Tuesday, September 23, 2008

The Multinational from London

Although Belgian Georges Simenon’s crime fiction often had a strong psychological component, his novels still might seem to be unlikely source material for Hungarian art-house director Béla Tarr. Indeed, some will surely wish Simenon’s most famous character, Inspector Maigret, was on hand to spur the action along in Tarr’s painstakingly deliberate adaptation of The Man from London, screening this week at MoMA.

In an exquisitely filmed opening tracking shot, we see the nocturnal world of Maloin, the railway switchman at a seaport station. Given the late hour and foggy ambiance, it seems like anyone about must be up to something nefarious. Indeed, the two shadowy figures moving in and out of Maloin’s field of vision eventually scuffle over a suitcase, sending one permanently into the drink. When the coast is clear, Maloin ventures down to fish out their suitcase, which he discovers is full of British pounds. So we have our MacGuffin and the game’s a foot, right? Not exactly.

London is a master class in the use of light and shadow, but not in breakneck thriller pacing. Tarr’s shots are meticulously composed and Fred Kelemen’s black-and-white cinematography is arresting. Every still of the film is worthy of framing. However, pulling viewers through the story is clearly not their priority.
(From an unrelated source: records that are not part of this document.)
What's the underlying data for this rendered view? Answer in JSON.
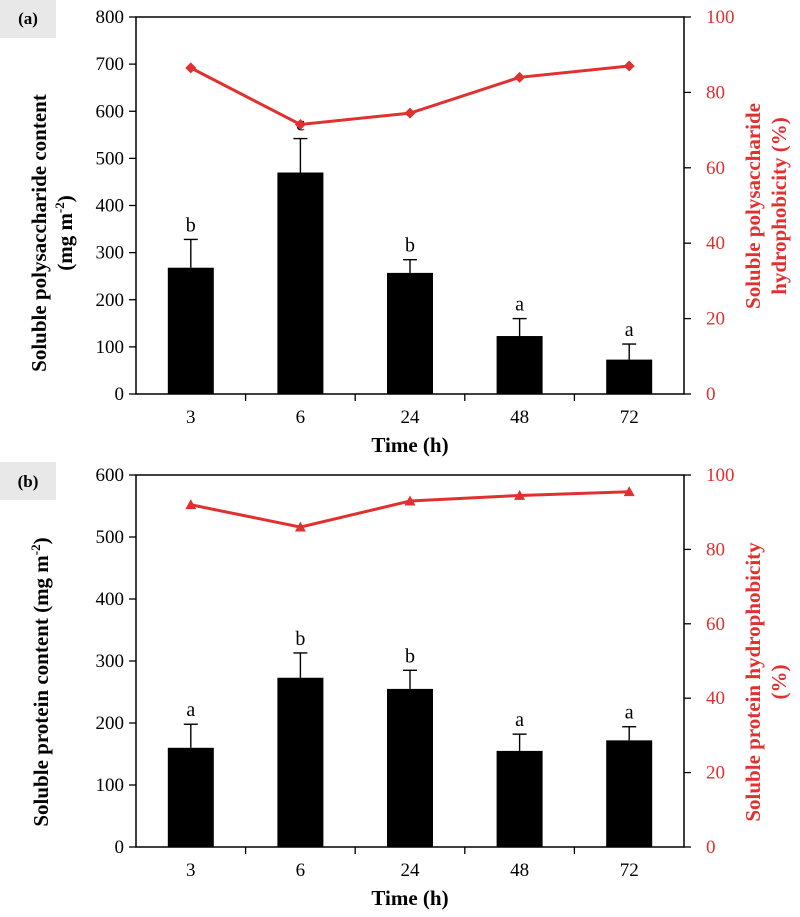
{
  "colors": {
    "bar": "#000000",
    "line": "#e03030",
    "label_bg": "#e8e8e8",
    "axis": "#000000"
  },
  "chart_data": [
    {
      "panel": "(a)",
      "type": "bar",
      "categories": [
        "3",
        "6",
        "24",
        "48",
        "72"
      ],
      "xlabel": "Time (h)",
      "ylabel_lines": [
        "Soluble polysaccharide content",
        "(mg m-2)"
      ],
      "ylabel_unit": "(mg m",
      "ylabel_sup": "-2",
      "ylabel_close": ")",
      "ylim": [
        0,
        800
      ],
      "yticks": [
        0,
        100,
        200,
        300,
        400,
        500,
        600,
        700,
        800
      ],
      "values": [
        268,
        470,
        257,
        123,
        73
      ],
      "errors": [
        60,
        72,
        28,
        37,
        33
      ],
      "significance": [
        "b",
        "c",
        "b",
        "a",
        "a"
      ],
      "secondary": {
        "type": "line",
        "name": "Soluble polysaccharide hydrophobicity (%)",
        "ylabel_lines": [
          "Soluble polysaccharide",
          "hydrophobicity (%)"
        ],
        "ylim": [
          0,
          100
        ],
        "yticks": [
          0,
          20,
          40,
          60,
          80,
          100
        ],
        "values": [
          86.5,
          71.5,
          74.5,
          84,
          87
        ],
        "marker": "diamond"
      }
    },
    {
      "panel": "(b)",
      "type": "bar",
      "categories": [
        "3",
        "6",
        "24",
        "48",
        "72"
      ],
      "xlabel": "Time (h)",
      "ylabel_lines": [
        "Soluble protein content (mg m-2)"
      ],
      "ylabel_unit": "Soluble protein content (mg m",
      "ylabel_sup": "-2",
      "ylabel_close": ")",
      "ylim": [
        0,
        600
      ],
      "yticks": [
        0,
        100,
        200,
        300,
        400,
        500,
        600
      ],
      "values": [
        160,
        273,
        255,
        155,
        172
      ],
      "errors": [
        38,
        40,
        30,
        27,
        22
      ],
      "significance": [
        "a",
        "b",
        "b",
        "a",
        "a"
      ],
      "secondary": {
        "type": "line",
        "name": "Soluble protein hydrophobicity (%)",
        "ylabel_lines": [
          "Soluble protein hydrophobicity",
          "(%)"
        ],
        "ylim": [
          0,
          100
        ],
        "yticks": [
          0,
          20,
          40,
          60,
          80,
          100
        ],
        "values": [
          92,
          86,
          93,
          94.5,
          95.5
        ],
        "marker": "triangle"
      }
    }
  ]
}
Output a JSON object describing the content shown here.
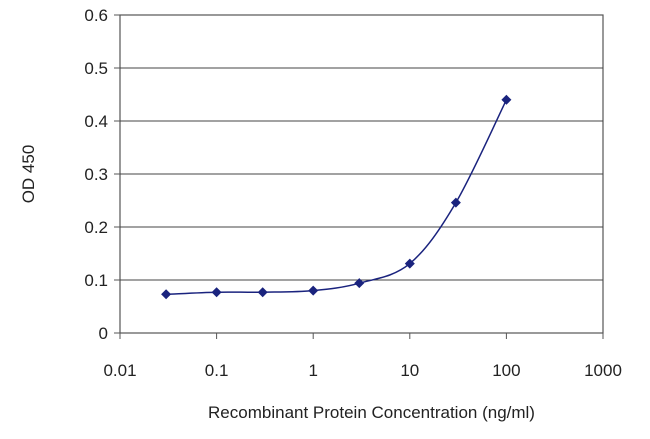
{
  "chart_data": {
    "type": "line",
    "xscale": "log",
    "xlim": [
      0.01,
      1000
    ],
    "ylim": [
      0,
      0.6
    ],
    "xticks": [
      0.01,
      0.1,
      1,
      10,
      100,
      1000
    ],
    "xtick_labels": [
      "0.01",
      "0.1",
      "1",
      "10",
      "100",
      "1000"
    ],
    "yticks": [
      0,
      0.1,
      0.2,
      0.3,
      0.4,
      0.5,
      0.6
    ],
    "ytick_labels": [
      "0",
      "0.1",
      "0.2",
      "0.3",
      "0.4",
      "0.5",
      "0.6"
    ],
    "xlabel": "Recombinant Protein Concentration (ng/ml)",
    "ylabel": "OD 450",
    "grid": "horizontal",
    "series": [
      {
        "x": [
          0.03,
          0.1,
          0.3,
          1,
          3,
          10,
          30,
          100
        ],
        "y": [
          0.073,
          0.077,
          0.077,
          0.08,
          0.094,
          0.131,
          0.246,
          0.44
        ],
        "marker": "diamond",
        "color": "#1a237e"
      }
    ]
  }
}
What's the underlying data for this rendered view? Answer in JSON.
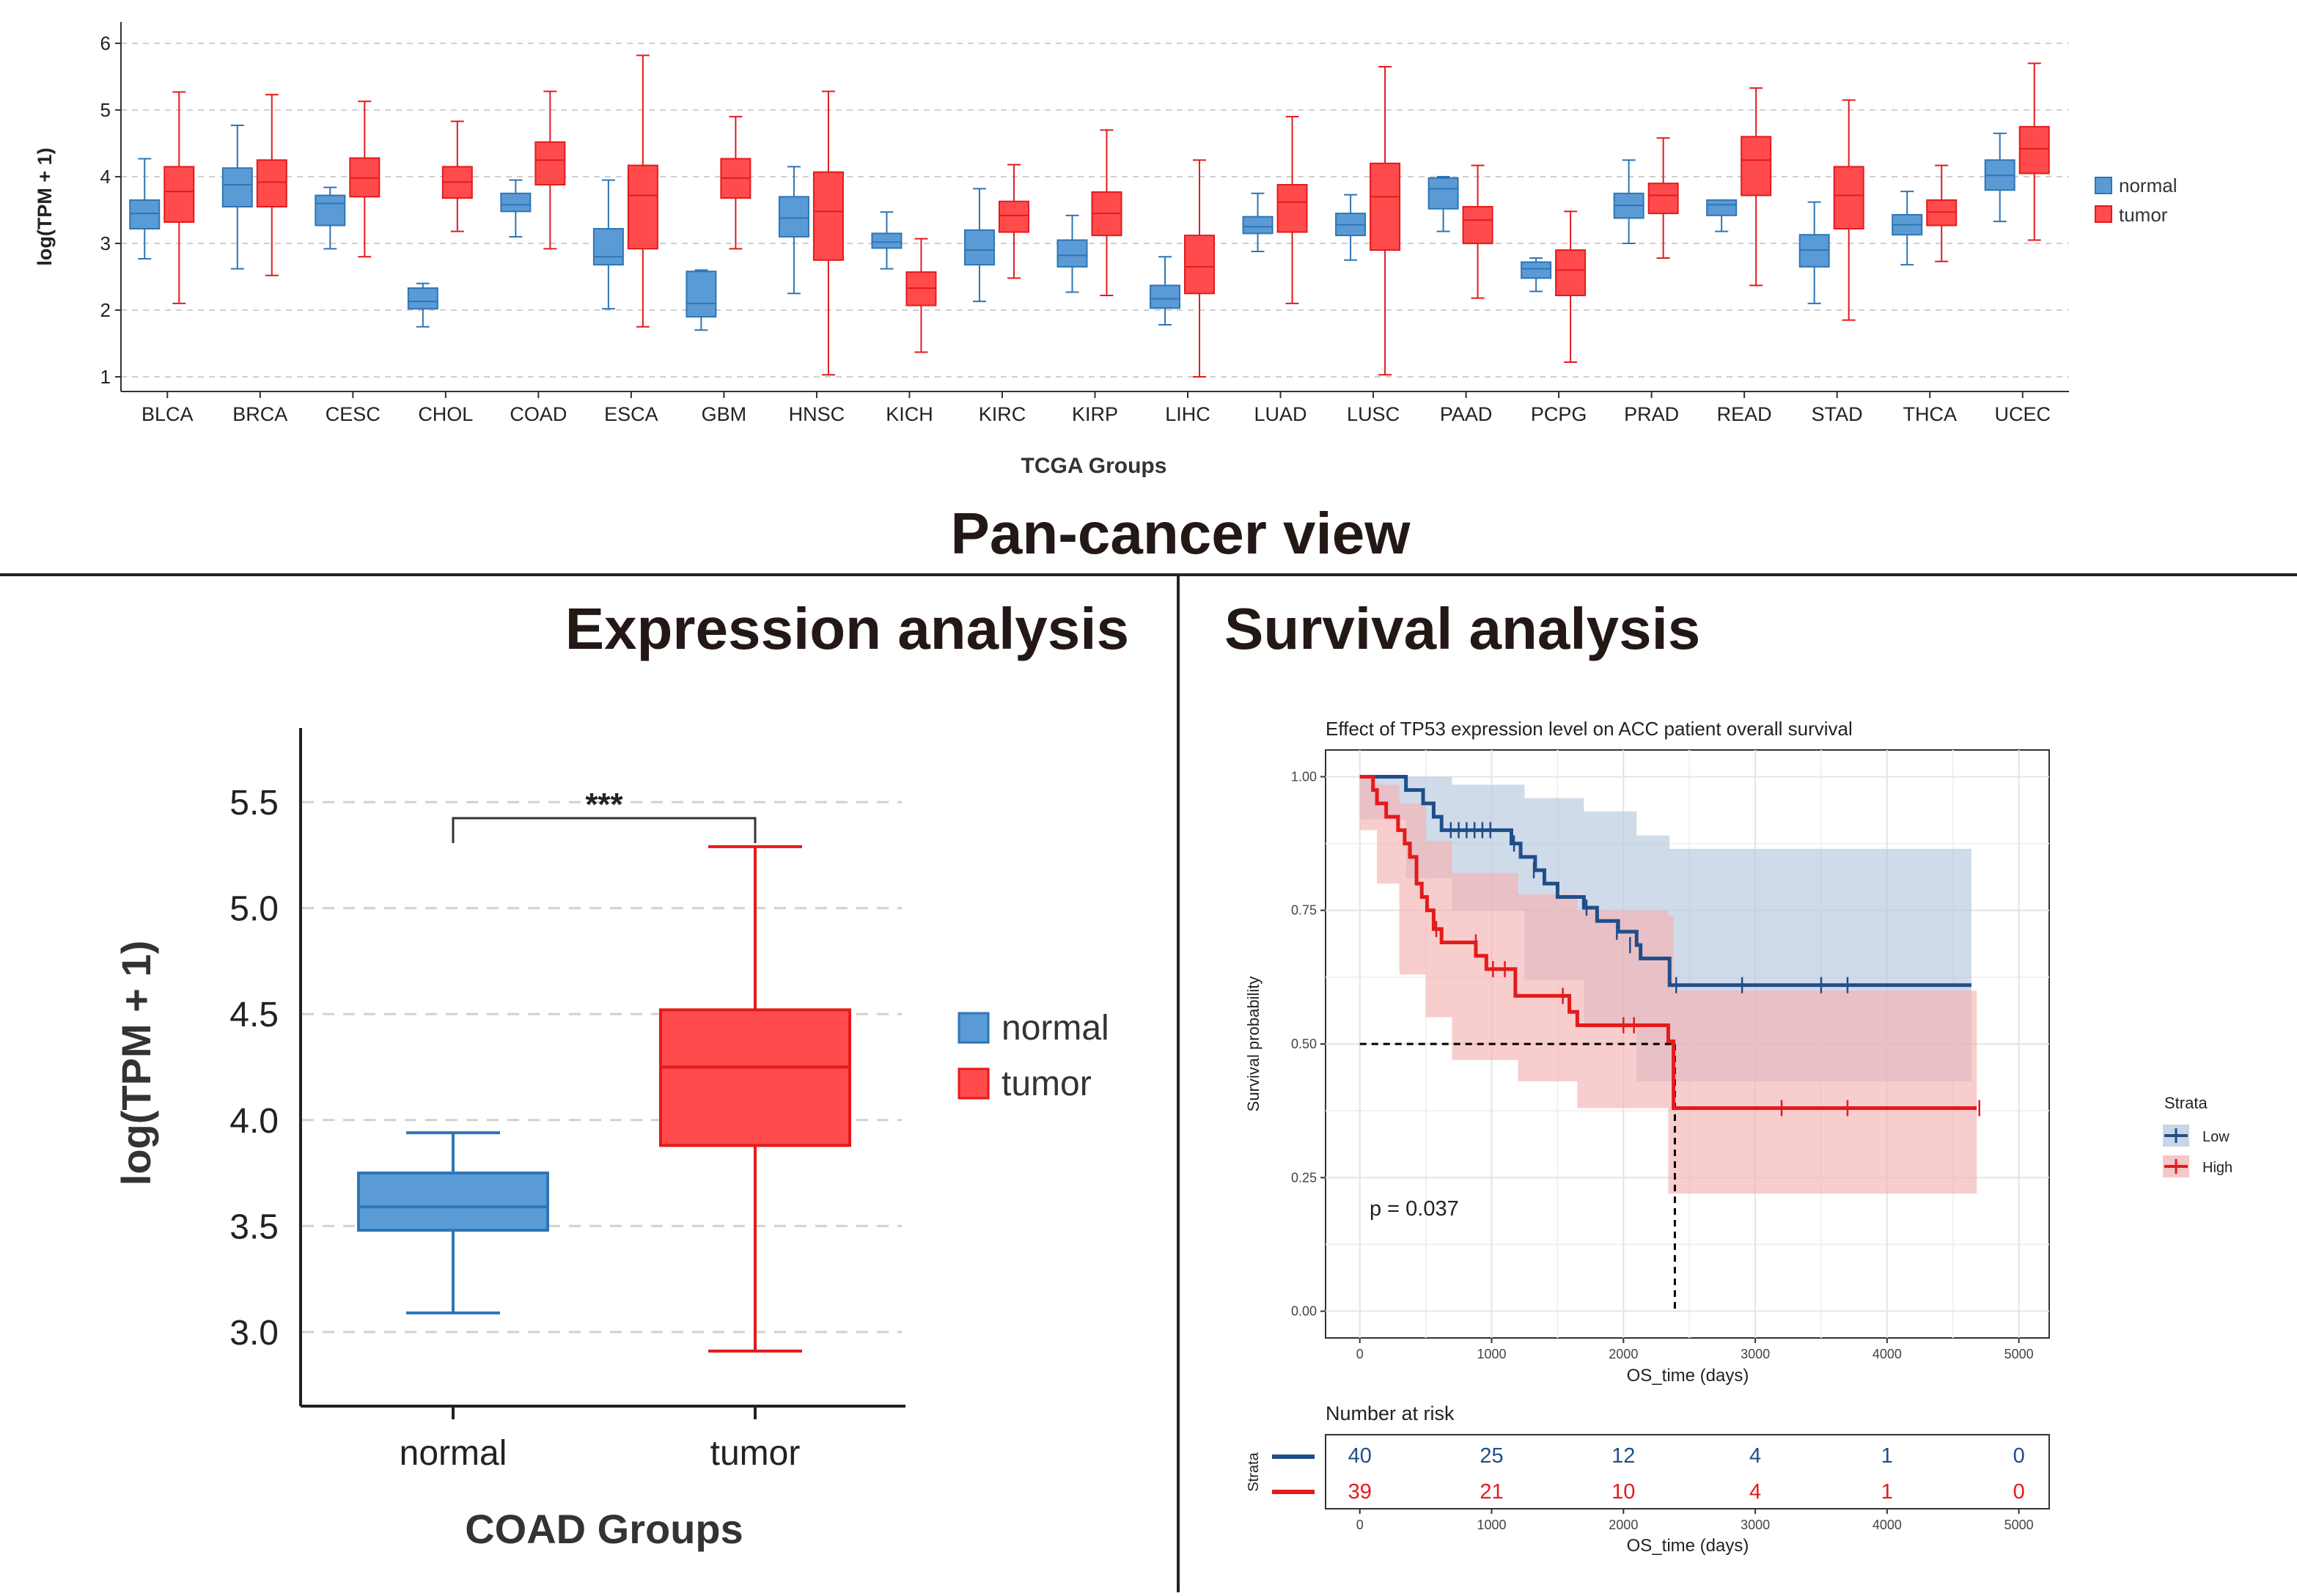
{
  "page": {
    "title": "Pan-cancer view",
    "left_title": "Expression analysis",
    "right_title": "Survival analysis"
  },
  "colors": {
    "normal_fill": "#5b9bd5",
    "normal_stroke": "#2e75b6",
    "tumor_fill": "#ff4b4b",
    "tumor_stroke": "#e41a1c",
    "low_line": "#1f4e89",
    "high_line": "#e41a1c",
    "low_band": "#b7c8de",
    "high_band": "#f4b2b2",
    "grid": "#cccccc"
  },
  "chart_data": [
    {
      "type": "box",
      "xlabel": "TCGA Groups",
      "ylabel": "log(TPM + 1)",
      "ylim": [
        1,
        6
      ],
      "yticks": [
        "1",
        "2",
        "3",
        "4",
        "5",
        "6"
      ],
      "grid": "dashed horizontal",
      "legend": [
        "normal",
        "tumor"
      ],
      "legend_placement": "right",
      "categories": [
        "BLCA",
        "BRCA",
        "CESC",
        "CHOL",
        "COAD",
        "ESCA",
        "GBM",
        "HNSC",
        "KICH",
        "KIRC",
        "KIRP",
        "LIHC",
        "LUAD",
        "LUSC",
        "PAAD",
        "PCPG",
        "PRAD",
        "READ",
        "STAD",
        "THCA",
        "UCEC"
      ],
      "series": [
        {
          "name": "normal",
          "boxes": [
            [
              2.77,
              3.22,
              3.45,
              3.65,
              4.27
            ],
            [
              2.62,
              3.55,
              3.88,
              4.13,
              4.77
            ],
            [
              2.92,
              3.27,
              3.6,
              3.72,
              3.84
            ],
            [
              1.75,
              2.02,
              2.13,
              2.33,
              2.4
            ],
            [
              3.1,
              3.48,
              3.58,
              3.75,
              3.95
            ],
            [
              2.02,
              2.68,
              2.8,
              3.22,
              3.95
            ],
            [
              1.7,
              1.9,
              2.1,
              2.58,
              2.6
            ],
            [
              2.25,
              3.1,
              3.38,
              3.7,
              4.15
            ],
            [
              2.62,
              2.93,
              3.02,
              3.15,
              3.47
            ],
            [
              2.13,
              2.68,
              2.9,
              3.2,
              3.82
            ],
            [
              2.27,
              2.65,
              2.82,
              3.05,
              3.42
            ],
            [
              1.78,
              2.03,
              2.17,
              2.37,
              2.8
            ],
            [
              2.88,
              3.15,
              3.25,
              3.4,
              3.75
            ],
            [
              2.75,
              3.12,
              3.28,
              3.45,
              3.73
            ],
            [
              3.18,
              3.52,
              3.82,
              3.98,
              4.0
            ],
            [
              2.28,
              2.48,
              2.62,
              2.72,
              2.78
            ],
            [
              3.0,
              3.38,
              3.57,
              3.75,
              4.25
            ],
            [
              3.18,
              3.42,
              3.58,
              3.65,
              3.65
            ],
            [
              2.1,
              2.65,
              2.9,
              3.13,
              3.62
            ],
            [
              2.68,
              3.13,
              3.28,
              3.43,
              3.78
            ],
            [
              3.33,
              3.8,
              4.02,
              4.25,
              4.65
            ]
          ]
        },
        {
          "name": "tumor",
          "boxes": [
            [
              2.1,
              3.32,
              3.78,
              4.15,
              5.27
            ],
            [
              2.52,
              3.55,
              3.92,
              4.25,
              5.23
            ],
            [
              2.8,
              3.7,
              3.98,
              4.28,
              5.13
            ],
            [
              3.18,
              3.68,
              3.92,
              4.15,
              4.83
            ],
            [
              2.92,
              3.88,
              4.25,
              4.52,
              5.28
            ],
            [
              1.75,
              2.92,
              3.72,
              4.17,
              5.82
            ],
            [
              2.92,
              3.68,
              3.98,
              4.27,
              4.9
            ],
            [
              1.03,
              2.75,
              3.48,
              4.07,
              5.28
            ],
            [
              1.37,
              2.07,
              2.33,
              2.57,
              3.07
            ],
            [
              2.48,
              3.17,
              3.42,
              3.63,
              4.18
            ],
            [
              2.22,
              3.12,
              3.45,
              3.77,
              4.7
            ],
            [
              1.0,
              2.25,
              2.65,
              3.12,
              4.25
            ],
            [
              2.1,
              3.17,
              3.62,
              3.88,
              4.9
            ],
            [
              1.03,
              2.9,
              3.7,
              4.2,
              5.65
            ],
            [
              2.18,
              3.0,
              3.35,
              3.55,
              4.17
            ],
            [
              1.22,
              2.22,
              2.6,
              2.9,
              3.48
            ],
            [
              2.78,
              3.45,
              3.72,
              3.9,
              4.58
            ],
            [
              2.37,
              3.72,
              4.25,
              4.6,
              5.33
            ],
            [
              1.85,
              3.22,
              3.72,
              4.15,
              5.15
            ],
            [
              2.73,
              3.27,
              3.47,
              3.65,
              4.17
            ],
            [
              3.05,
              4.05,
              4.42,
              4.75,
              5.7
            ]
          ]
        }
      ]
    },
    {
      "type": "box",
      "xlabel": "COAD Groups",
      "ylabel": "log(TPM + 1)",
      "ylim": [
        2.65,
        5.85
      ],
      "yticks": [
        "3.0",
        "3.5",
        "4.0",
        "4.5",
        "5.0",
        "5.5"
      ],
      "categories": [
        "normal",
        "tumor"
      ],
      "legend": [
        "normal",
        "tumor"
      ],
      "legend_placement": "right",
      "significance": "***",
      "boxes": [
        [
          3.09,
          3.48,
          3.59,
          3.75,
          3.94
        ],
        [
          2.91,
          3.88,
          4.25,
          4.52,
          5.29
        ]
      ]
    },
    {
      "type": "line",
      "title": "Effect of TP53 expression level on ACC patient overall survival",
      "xlabel": "OS_time (days)",
      "ylabel": "Survival probability",
      "xlim": [
        -260,
        5230
      ],
      "ylim": [
        -0.05,
        1.05
      ],
      "xticks": [
        "0",
        "1000",
        "2000",
        "3000",
        "4000",
        "5000"
      ],
      "yticks": [
        "0.00",
        "0.25",
        "0.50",
        "0.75",
        "1.00"
      ],
      "pvalue": "p = 0.037",
      "legend_title": "Strata",
      "legend": [
        "Low",
        "High"
      ],
      "legend_placement": "right",
      "median_line_y": 0.5,
      "median_x": 2390,
      "series": [
        {
          "name": "Low",
          "steps": [
            [
              0,
              1.0
            ],
            [
              350,
              0.975
            ],
            [
              480,
              0.95
            ],
            [
              560,
              0.925
            ],
            [
              620,
              0.9
            ],
            [
              1150,
              0.875
            ],
            [
              1220,
              0.85
            ],
            [
              1330,
              0.825
            ],
            [
              1400,
              0.8
            ],
            [
              1500,
              0.775
            ],
            [
              1620,
              0.775
            ],
            [
              1700,
              0.755
            ],
            [
              1800,
              0.73
            ],
            [
              1960,
              0.71
            ],
            [
              2100,
              0.685
            ],
            [
              2130,
              0.66
            ],
            [
              2350,
              0.61
            ],
            [
              4640,
              0.61
            ]
          ],
          "censors": [
            [
              690,
              0.9
            ],
            [
              750,
              0.9
            ],
            [
              810,
              0.9
            ],
            [
              870,
              0.9
            ],
            [
              930,
              0.9
            ],
            [
              990,
              0.9
            ],
            [
              1170,
              0.875
            ],
            [
              1320,
              0.825
            ],
            [
              1720,
              0.755
            ],
            [
              1950,
              0.71
            ],
            [
              2050,
              0.685
            ],
            [
              2400,
              0.61
            ],
            [
              2900,
              0.61
            ],
            [
              3500,
              0.61
            ],
            [
              3700,
              0.61
            ]
          ],
          "band_upper": [
            [
              0,
              1.0
            ],
            [
              350,
              1.0
            ],
            [
              700,
              0.985
            ],
            [
              1250,
              0.96
            ],
            [
              1700,
              0.935
            ],
            [
              2100,
              0.89
            ],
            [
              2350,
              0.865
            ],
            [
              4640,
              0.865
            ]
          ],
          "band_lower": [
            [
              0,
              1.0
            ],
            [
              350,
              0.92
            ],
            [
              700,
              0.81
            ],
            [
              1250,
              0.75
            ],
            [
              1700,
              0.62
            ],
            [
              2100,
              0.53
            ],
            [
              2350,
              0.43
            ],
            [
              4640,
              0.43
            ]
          ]
        },
        {
          "name": "High",
          "steps": [
            [
              0,
              1.0
            ],
            [
              100,
              0.975
            ],
            [
              130,
              0.95
            ],
            [
              200,
              0.925
            ],
            [
              290,
              0.9
            ],
            [
              340,
              0.875
            ],
            [
              380,
              0.85
            ],
            [
              430,
              0.8
            ],
            [
              470,
              0.775
            ],
            [
              510,
              0.75
            ],
            [
              560,
              0.715
            ],
            [
              620,
              0.69
            ],
            [
              880,
              0.665
            ],
            [
              960,
              0.64
            ],
            [
              1180,
              0.59
            ],
            [
              1530,
              0.59
            ],
            [
              1590,
              0.56
            ],
            [
              1650,
              0.535
            ],
            [
              2340,
              0.505
            ],
            [
              2380,
              0.38
            ],
            [
              4680,
              0.38
            ]
          ],
          "censors": [
            [
              580,
              0.715
            ],
            [
              880,
              0.69
            ],
            [
              1010,
              0.64
            ],
            [
              1100,
              0.64
            ],
            [
              1540,
              0.59
            ],
            [
              2000,
              0.535
            ],
            [
              2080,
              0.535
            ],
            [
              3200,
              0.38
            ],
            [
              3700,
              0.38
            ],
            [
              4700,
              0.38
            ]
          ],
          "band_upper": [
            [
              0,
              1.0
            ],
            [
              130,
              0.985
            ],
            [
              300,
              0.95
            ],
            [
              500,
              0.88
            ],
            [
              700,
              0.82
            ],
            [
              1200,
              0.78
            ],
            [
              1650,
              0.75
            ],
            [
              2340,
              0.74
            ],
            [
              2380,
              0.6
            ],
            [
              4680,
              0.6
            ]
          ],
          "band_lower": [
            [
              0,
              1.0
            ],
            [
              130,
              0.9
            ],
            [
              300,
              0.8
            ],
            [
              500,
              0.63
            ],
            [
              700,
              0.55
            ],
            [
              1200,
              0.47
            ],
            [
              1650,
              0.43
            ],
            [
              2340,
              0.38
            ],
            [
              2380,
              0.22
            ],
            [
              4680,
              0.22
            ]
          ]
        }
      ]
    },
    {
      "type": "table",
      "title": "Number at risk",
      "ylabel": "Strata",
      "xlabel": "OS_time (days)",
      "xticks": [
        "0",
        "1000",
        "2000",
        "3000",
        "4000",
        "5000"
      ],
      "rows": [
        {
          "name": "Low",
          "values": [
            "40",
            "25",
            "12",
            "4",
            "1",
            "0"
          ]
        },
        {
          "name": "High",
          "values": [
            "39",
            "21",
            "10",
            "4",
            "1",
            "0"
          ]
        }
      ]
    }
  ]
}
For the most part, the actors, like Czech Miroslav Krobot as Maloin, are just props for Tarr, walking in and out of his scenes as needed. American audiences will recognize Tilda Swinton as Maloin’s wife, Camélia, but it is a largely thankless role. However, Hungarian actor István Lénárt provides the film’s only spark of energy as Morrison, an elegantly sinister British investigator, reminiscent of the sort of roles Alec Guinness excelled at late in his career.

Tarr plays games with perception and implies more than he shows. Yet, London adopts enough of the trappings of a film noir mystery that it is not unfair to judge it in that context. Though never explicitly stated, the setting seems vaguely French, shot on location in Corsica. A notoriously cursed project, there may have been more intrigue behind the scenes of London, than on the screen. The suicide of the original French producer led to a long hiatus in production, as the Hungarian-French-German-U.K. financing became even more complicated. The result is a fascinating exasperation of a viewing experience that screens at MoMA through Sunday.